Vocal Cord Dysfunction: An Often-misdiagnosed Condition

Sarah M. Jabusch, MS Clinical Research; Timothy M. Hinson, PharmD, AE-C


US Pharmacist. 2017;42(9):34-39. 

In This Article

Airway Anatomy and Physiology

Knowledge of normal laryngeal anatomy and physiology will help the pharmacist understand the etiology of VCD (Figure 1).[6] Important anatomical structures include the larynx (intrinsic and extrinsic muscles), arytenoids, epiglottis, glottis (vocal-fold complex), vocal cords, vocal ligament (true vocal cord), mucosal fold (vocal fold), aryepiglottic folds (false vocal folds), vestibular ligament (false vocal cord), and arytenoid cartilages.[14] The larynx is located in the anterior neck above the trachea.[14] The vocal cords, or vocal folds, are in the midsection of the larynx and stretch horizontally from the thyroid cartilage anteriorly, attaching to the vocal process of the arytenoid cartilage posteriorly.[6,14] Contraction of the thyroarytenoid, interarytenoid, and lateral cricoarytenoid muscles causes adduction of the vocal cords.[14] The respiratory movements of the vocal cords are coordinated with those of the diaphragm and other muscles of the ventilator pump.[15] A complex innervation of muscles and nerves causes the larynx to adduct and abduct the vocal cords.[14–16] The lateral cricoarytenoid and posterior cricoarytenoid muscles and the vagus, recurrent laryngeal, and superior laryngeal nerves are involved in this process.[14–16] The vocal cords begin to separate just before the diaphragmatic contraction, which is mechanically advantageous.[14] Sensory fibers in the intercostal nerves can affect laryngeal movements, but the responses are complex.[14] These coordinated movements result in the vocal cords moving away from the midline during inspiration and slightly toward the midline during expiration.[16]

Figure 1.

Reprinted with permission from Medscape Drugs & Diseases (https://emedicine.medscape.com/), 2017, available at: https://emedicine.medscape.com/article/1949369-overview.

Under normal conditions, the vocal cords form a V-shaped opening that is narrowest anteriorly when viewed from the upper airway.[14–16] Figure 2A demonstrates vocal cord abduction during normal inhalation, and Figure 2B shows the vocal cords during normal phonation.

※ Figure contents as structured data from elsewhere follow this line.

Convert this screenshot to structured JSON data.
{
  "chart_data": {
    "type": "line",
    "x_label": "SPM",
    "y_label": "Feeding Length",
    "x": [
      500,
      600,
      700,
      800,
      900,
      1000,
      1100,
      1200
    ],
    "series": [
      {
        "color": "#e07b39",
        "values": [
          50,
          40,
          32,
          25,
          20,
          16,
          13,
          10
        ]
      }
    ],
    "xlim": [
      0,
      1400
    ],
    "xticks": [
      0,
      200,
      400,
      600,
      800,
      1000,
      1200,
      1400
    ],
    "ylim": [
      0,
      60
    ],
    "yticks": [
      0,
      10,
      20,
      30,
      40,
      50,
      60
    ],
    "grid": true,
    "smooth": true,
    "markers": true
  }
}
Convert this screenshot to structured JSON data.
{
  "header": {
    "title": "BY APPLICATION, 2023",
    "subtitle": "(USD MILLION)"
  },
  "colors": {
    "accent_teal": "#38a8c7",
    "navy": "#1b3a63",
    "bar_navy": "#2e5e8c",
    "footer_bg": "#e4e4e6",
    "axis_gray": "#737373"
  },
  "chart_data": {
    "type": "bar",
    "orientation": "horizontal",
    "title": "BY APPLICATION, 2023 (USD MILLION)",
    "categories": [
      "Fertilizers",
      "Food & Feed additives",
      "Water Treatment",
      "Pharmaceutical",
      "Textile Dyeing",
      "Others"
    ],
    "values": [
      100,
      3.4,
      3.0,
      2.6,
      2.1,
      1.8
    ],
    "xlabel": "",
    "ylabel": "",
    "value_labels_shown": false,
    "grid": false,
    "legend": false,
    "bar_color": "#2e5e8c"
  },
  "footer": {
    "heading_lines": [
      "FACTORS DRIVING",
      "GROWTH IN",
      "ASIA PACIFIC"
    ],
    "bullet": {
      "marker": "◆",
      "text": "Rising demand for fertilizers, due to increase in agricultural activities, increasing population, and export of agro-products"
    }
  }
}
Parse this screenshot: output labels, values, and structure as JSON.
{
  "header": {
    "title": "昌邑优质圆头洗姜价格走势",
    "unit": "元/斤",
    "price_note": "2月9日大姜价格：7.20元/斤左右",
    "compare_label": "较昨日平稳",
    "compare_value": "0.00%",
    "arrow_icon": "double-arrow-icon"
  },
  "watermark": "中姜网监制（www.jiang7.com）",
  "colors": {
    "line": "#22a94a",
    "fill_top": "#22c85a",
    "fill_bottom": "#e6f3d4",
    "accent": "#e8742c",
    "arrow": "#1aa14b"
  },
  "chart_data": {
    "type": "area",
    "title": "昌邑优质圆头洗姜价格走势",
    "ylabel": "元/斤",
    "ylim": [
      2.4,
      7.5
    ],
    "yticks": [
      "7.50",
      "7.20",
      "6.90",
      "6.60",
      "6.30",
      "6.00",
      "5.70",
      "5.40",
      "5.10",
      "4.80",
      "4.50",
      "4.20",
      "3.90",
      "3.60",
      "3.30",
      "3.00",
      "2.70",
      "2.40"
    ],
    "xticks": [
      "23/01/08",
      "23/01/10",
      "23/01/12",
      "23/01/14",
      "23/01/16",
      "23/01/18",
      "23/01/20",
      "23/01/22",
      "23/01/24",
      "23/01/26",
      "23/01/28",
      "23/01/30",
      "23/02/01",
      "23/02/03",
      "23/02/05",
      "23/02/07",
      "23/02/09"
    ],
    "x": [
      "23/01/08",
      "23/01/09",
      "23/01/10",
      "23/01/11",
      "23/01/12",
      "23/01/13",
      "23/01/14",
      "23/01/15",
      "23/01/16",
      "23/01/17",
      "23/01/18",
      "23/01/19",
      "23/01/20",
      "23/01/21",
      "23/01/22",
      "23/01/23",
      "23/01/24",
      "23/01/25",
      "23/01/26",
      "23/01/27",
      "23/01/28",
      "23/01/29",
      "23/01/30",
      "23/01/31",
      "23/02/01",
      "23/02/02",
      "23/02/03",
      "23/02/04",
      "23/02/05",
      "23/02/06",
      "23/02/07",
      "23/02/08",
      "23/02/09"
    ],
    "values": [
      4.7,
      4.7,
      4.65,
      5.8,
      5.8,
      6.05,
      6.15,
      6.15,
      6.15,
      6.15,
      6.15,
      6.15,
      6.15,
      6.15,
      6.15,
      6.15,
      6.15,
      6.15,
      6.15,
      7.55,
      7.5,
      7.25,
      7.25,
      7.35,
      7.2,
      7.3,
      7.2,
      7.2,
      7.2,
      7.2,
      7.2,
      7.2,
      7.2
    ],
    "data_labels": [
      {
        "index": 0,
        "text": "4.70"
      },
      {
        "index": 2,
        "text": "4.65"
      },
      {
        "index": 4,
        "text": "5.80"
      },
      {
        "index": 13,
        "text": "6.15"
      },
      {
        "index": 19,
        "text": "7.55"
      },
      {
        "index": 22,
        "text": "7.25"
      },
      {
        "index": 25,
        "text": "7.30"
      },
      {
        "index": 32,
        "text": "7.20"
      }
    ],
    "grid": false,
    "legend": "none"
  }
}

In patients with VCD, however, only the anterior two-thirds of the vocal cords adducts during inspiration and there is a posterior diamond-shaped chink (lack of full closure).[14–16] Figure 2C demonstrates vocal cord adduction (paradoxical movement) and the diamond-shaped chink. This can be detected only by direct observation with flexible laryngoscopy, which is the gold standard to confirm the presence of VCD.[9]

Figure 2.

A (left): Vocal cord abduction during normal inhalation. B (center): Vocal cords during normal phonation.C (right): Vocal cord adduction (paradoxical movement) demonstrating the diamond-shaped chink.Source: Sarah M. Jabusch.